J’ai mon histoire et ma relation brisée avec ma mère avec qui je n’ai presque plus de contact. J’ai cette fête qui revient annuellement et que je dois éviter du mieux que je peux parce que les gens, même sans le vouloir, jugent cette absence de présence maternelle dans ma vie. Ce sera plus simple quand elle ne sera plus là, du moins, j’imagine, même si la honte du présent sera sans doute substituée par les regrets d’un passé troué de doutes et de ressentiments.
Il est trop tard pour moi et ma mère, j’ai laissé ce bateau quitter le quai il y a longtemps déjà. Mais il n’est pas trop tard pour regarder ma fille grandir auprès de la sienne et, au passage, lever mon chapeau aux mamans de mon entourage qui font du mieux qu’elles peuvent au quotidien.
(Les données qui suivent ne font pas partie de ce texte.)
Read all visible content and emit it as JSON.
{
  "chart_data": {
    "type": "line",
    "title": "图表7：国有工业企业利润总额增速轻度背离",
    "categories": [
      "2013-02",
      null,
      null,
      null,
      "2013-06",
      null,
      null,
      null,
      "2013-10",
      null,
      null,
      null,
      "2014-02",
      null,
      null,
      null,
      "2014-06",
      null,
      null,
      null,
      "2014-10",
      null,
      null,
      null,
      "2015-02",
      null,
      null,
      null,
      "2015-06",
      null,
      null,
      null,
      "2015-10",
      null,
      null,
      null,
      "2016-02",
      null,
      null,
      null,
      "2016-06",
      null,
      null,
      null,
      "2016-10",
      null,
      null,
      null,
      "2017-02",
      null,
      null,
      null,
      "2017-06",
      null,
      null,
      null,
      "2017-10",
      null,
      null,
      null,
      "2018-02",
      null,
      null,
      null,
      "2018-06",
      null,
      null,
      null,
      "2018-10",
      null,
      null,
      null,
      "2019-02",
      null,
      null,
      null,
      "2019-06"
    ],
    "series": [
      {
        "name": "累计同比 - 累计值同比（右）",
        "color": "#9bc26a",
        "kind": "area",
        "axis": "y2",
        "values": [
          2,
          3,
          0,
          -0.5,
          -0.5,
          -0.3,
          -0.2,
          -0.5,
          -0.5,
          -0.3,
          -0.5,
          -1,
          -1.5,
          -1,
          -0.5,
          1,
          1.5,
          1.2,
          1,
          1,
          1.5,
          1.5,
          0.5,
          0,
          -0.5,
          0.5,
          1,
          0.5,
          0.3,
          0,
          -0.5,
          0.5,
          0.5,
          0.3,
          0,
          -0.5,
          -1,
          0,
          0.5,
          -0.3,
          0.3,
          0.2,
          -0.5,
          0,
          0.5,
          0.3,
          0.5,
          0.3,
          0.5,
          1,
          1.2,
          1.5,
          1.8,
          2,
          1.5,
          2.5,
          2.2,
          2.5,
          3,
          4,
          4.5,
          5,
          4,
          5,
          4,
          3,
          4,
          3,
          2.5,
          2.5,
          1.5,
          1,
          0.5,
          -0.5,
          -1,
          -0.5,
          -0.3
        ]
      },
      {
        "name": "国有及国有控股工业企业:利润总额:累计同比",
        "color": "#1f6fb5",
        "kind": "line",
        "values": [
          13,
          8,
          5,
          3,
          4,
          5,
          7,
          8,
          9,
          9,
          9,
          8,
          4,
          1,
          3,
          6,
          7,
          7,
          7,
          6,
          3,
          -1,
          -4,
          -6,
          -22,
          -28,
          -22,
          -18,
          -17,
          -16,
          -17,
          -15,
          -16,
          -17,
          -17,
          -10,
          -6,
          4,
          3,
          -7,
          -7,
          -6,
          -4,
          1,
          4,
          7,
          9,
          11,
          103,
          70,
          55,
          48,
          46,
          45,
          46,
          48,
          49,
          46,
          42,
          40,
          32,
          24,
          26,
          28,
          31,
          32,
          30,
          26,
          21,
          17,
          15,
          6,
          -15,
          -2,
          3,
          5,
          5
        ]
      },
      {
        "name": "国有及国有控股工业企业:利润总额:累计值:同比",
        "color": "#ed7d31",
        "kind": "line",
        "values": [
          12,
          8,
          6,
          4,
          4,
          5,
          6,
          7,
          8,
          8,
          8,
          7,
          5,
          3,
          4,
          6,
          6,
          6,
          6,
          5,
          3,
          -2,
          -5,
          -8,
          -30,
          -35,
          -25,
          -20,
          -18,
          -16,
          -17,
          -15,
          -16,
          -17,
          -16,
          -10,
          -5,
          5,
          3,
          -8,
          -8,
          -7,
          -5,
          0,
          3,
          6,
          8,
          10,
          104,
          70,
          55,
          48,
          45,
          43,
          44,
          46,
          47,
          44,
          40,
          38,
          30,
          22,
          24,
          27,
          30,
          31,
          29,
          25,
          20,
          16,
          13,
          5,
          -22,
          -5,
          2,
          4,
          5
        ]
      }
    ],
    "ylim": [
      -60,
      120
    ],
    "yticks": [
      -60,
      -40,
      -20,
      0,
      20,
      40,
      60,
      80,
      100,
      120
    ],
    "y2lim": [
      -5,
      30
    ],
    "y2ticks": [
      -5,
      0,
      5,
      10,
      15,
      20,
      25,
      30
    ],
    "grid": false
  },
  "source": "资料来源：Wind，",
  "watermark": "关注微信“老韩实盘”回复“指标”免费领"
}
C’est aussi ce qui aide à vivre sans trop baigner dans l’amertume. Les sourires des gens autour. Des enfants heureux d’offrir des cadeaux éphémères fabriqués à l’école ou à la garderie.
Célébrer les mères autour de nous, c’est aussi ça la fête des Mères et on le réalise mieux quand la nôtre n’est plus un élément positif de l’équation. C’est aussi ce qui aide à vivre sans trop baigner dans l’amertume. Les sourires des gens autour. Des enfants heureux d’offrir des cadeaux éphémères fabriqués à l’école ou à la garderie. Les complicités évidentes qu’on ne devrait jamais tenir pour acquises. L’amour que l’on dit inconditionnel, mais qui peut vite s’enfarger dans de nombreuses conditions.
Comment ça se vit la fête des Mères quand on ne dit pas « je t’aime » à sa mère? Ça se vit de mieux en mieux quand on se rappelle que la honte s’estompe si on ose l’exprimer clairement.
J’en parle parce qu’on m’a demandé un témoignage différent sachant ma relation avec une mère vivant avec des problèmes de consommations et de dépendances. J’en parle aussi parce que je me dis que quelque part, quelqu’un se rappellera en lisant ceci que des mères, il y en a partout et un exemple négatif ne mine pas le don de soi des autres.
Alors on se recentre, on dit bravo à défaut de dire je t’aime et on se dit que si le bonheur est peut-être ailleurs, il n’est toutefois pas très loin.